Mini-Review: Some clunkiness and schmaltz is more than made up for by a celebration of the magic of cinema that is also (in muted fashion, perhaps, that is, subtly) an investigation of the fabrication of dreams and its relation to the Unheimliche and to Spalanzani's (that is, Hoffmann's) Olimpia, and the relation of all this to the world's becoming a machine, such that behind the adoration of the cinematic fantastic can be detected hints of a coming global infernal. 3D at times impressive but distracting.
Mini-Review: Very interesting, inventive and amusing teleplay on existential themes, and that is in a way a variation on the theme of "The Exterminating Angel." A fairly high-quality version available at: http://video.google.com/videoplay?docid=3907143513685066286
Mini-Review: Somewhat evocative one-minute short.
Mini-Review: The concept of ripples is kind of interesting, and the editing here is also complex and kind of interesting.
Mini-Review: Inventive, interesting, amusing and enjoyable.
Mini-Review: My recollection from many years ago is that this was pretty good.
Mini-Review: Above-average miniseries, difficult to score as it is designed to set up a subsequent television series (that I have not seen at the time of ranking). Goes out of its way to avoid some of the more stale clichés of these types of shows, attempting to flesh out its characters and develop a sense of pathos, and benefitting from a highly percussive score, as opposed to the orchestral work more prevalent in this genre. Highlight: the commander eating noodles on the floor.
Mini-Review: Conveys Klein's basic premise clearly enough: that shock-induced trauma disorients minds, and that Milton Friedman sold this idea to governments as the path through which they could introduce neoliberal economic policies. To this should be added an analysis of the way in which a society of "permanent innovation" such as ours persists in a state of continuous "disadjustment" between the technical and other spheres, and that this amounts to a kind of permanent shock that is similarly exploitable.

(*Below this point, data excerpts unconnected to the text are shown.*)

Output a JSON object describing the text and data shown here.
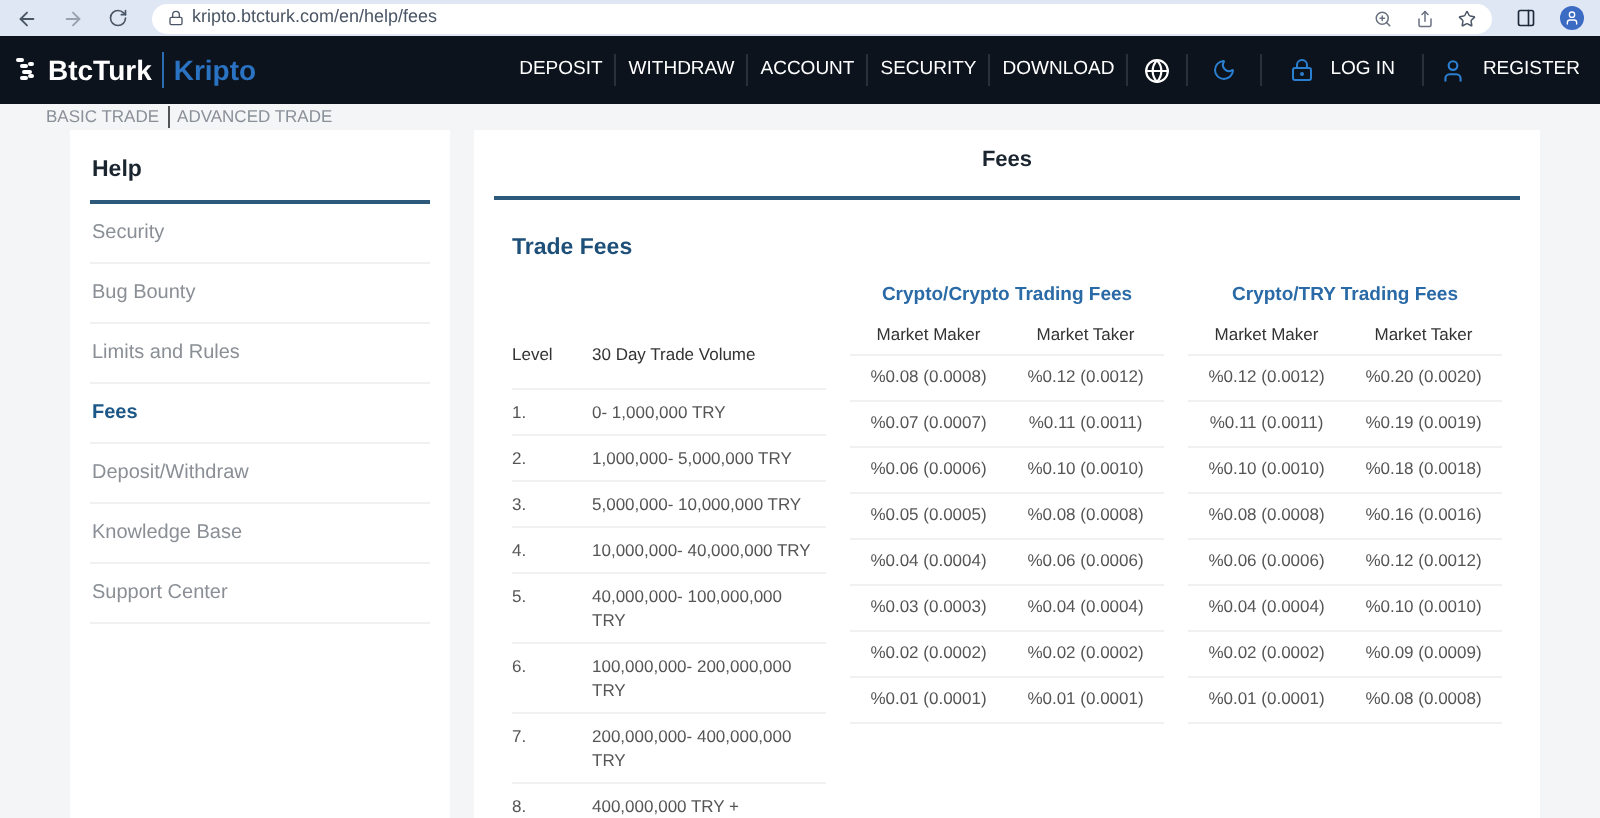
{
  "browser": {
    "url": "kripto.btcturk.com/en/help/fees"
  },
  "navbar": {
    "brand": "BtcTurk",
    "brand_sub": "Kripto",
    "items": [
      "DEPOSIT",
      "WITHDRAW",
      "ACCOUNT",
      "SECURITY",
      "DOWNLOAD"
    ],
    "login": "LOG IN",
    "register": "REGISTER"
  },
  "trade_switch": [
    "BASIC TRADE",
    "ADVANCED TRADE"
  ],
  "sidebar": {
    "title": "Help",
    "items": [
      {
        "label": "Security",
        "selected": false
      },
      {
        "label": "Bug Bounty",
        "selected": false
      },
      {
        "label": "Limits and Rules",
        "selected": false
      },
      {
        "label": "Fees",
        "selected": true
      },
      {
        "label": "Deposit/Withdraw",
        "selected": false
      },
      {
        "label": "Knowledge Base",
        "selected": false
      },
      {
        "label": "Support Center",
        "selected": false
      }
    ]
  },
  "main": {
    "title": "Fees",
    "section_title": "Trade Fees",
    "volume_table": {
      "columns": [
        "Level",
        "30 Day Trade Volume"
      ],
      "rows": [
        [
          "1.",
          "0- 1,000,000 TRY"
        ],
        [
          "2.",
          "1,000,000- 5,000,000 TRY"
        ],
        [
          "3.",
          "5,000,000- 10,000,000 TRY"
        ],
        [
          "4.",
          "10,000,000- 40,000,000 TRY"
        ],
        [
          "5.",
          "40,000,000- 100,000,000 TRY"
        ],
        [
          "6.",
          "100,000,000- 200,000,000 TRY"
        ],
        [
          "7.",
          "200,000,000- 400,000,000 TRY"
        ],
        [
          "8.",
          "400,000,000 TRY +"
        ]
      ]
    },
    "fee_tables": [
      {
        "title": "Crypto/Crypto Trading Fees",
        "columns": [
          "Market Maker",
          "Market Taker"
        ],
        "rows": [
          [
            "%0.08 (0.0008)",
            "%0.12 (0.0012)"
          ],
          [
            "%0.07 (0.0007)",
            "%0.11 (0.0011)"
          ],
          [
            "%0.06 (0.0006)",
            "%0.10 (0.0010)"
          ],
          [
            "%0.05 (0.0005)",
            "%0.08 (0.0008)"
          ],
          [
            "%0.04 (0.0004)",
            "%0.06 (0.0006)"
          ],
          [
            "%0.03 (0.0003)",
            "%0.04 (0.0004)"
          ],
          [
            "%0.02 (0.0002)",
            "%0.02 (0.0002)"
          ],
          [
            "%0.01 (0.0001)",
            "%0.01 (0.0001)"
          ]
        ]
      },
      {
        "title": "Crypto/TRY Trading Fees",
        "columns": [
          "Market Maker",
          "Market Taker"
        ],
        "rows": [
          [
            "%0.12 (0.0012)",
            "%0.20 (0.0020)"
          ],
          [
            "%0.11 (0.0011)",
            "%0.19 (0.0019)"
          ],
          [
            "%0.10 (0.0010)",
            "%0.18 (0.0018)"
          ],
          [
            "%0.08 (0.0008)",
            "%0.16 (0.0016)"
          ],
          [
            "%0.06 (0.0006)",
            "%0.12 (0.0012)"
          ],
          [
            "%0.04 (0.0004)",
            "%0.10 (0.0010)"
          ],
          [
            "%0.02 (0.0002)",
            "%0.09 (0.0009)"
          ],
          [
            "%0.01 (0.0001)",
            "%0.08 (0.0008)"
          ]
        ]
      }
    ]
  }
}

Mini-Review: Weak characterization and unconvincing motivation do not help this remake (of Hooper's "Texas Chainsaw Massacre," before anything else) that starts slow, then gives away the horror in favour of a (still gory) battle between regular folk and "others," in which, somewhat bizarrely, at least as much gore is perpetrated by the protagonist family, and in which a "Democrat" learns to shoot and kill (and thus to become a man). The surviving members are united in triumph and grief. Not for me.
Mini-Review: Very nicely done reflection, 25 years later, on one of the most beautiful moments in cinematic history, and also, for more than one reason, one of the saddest.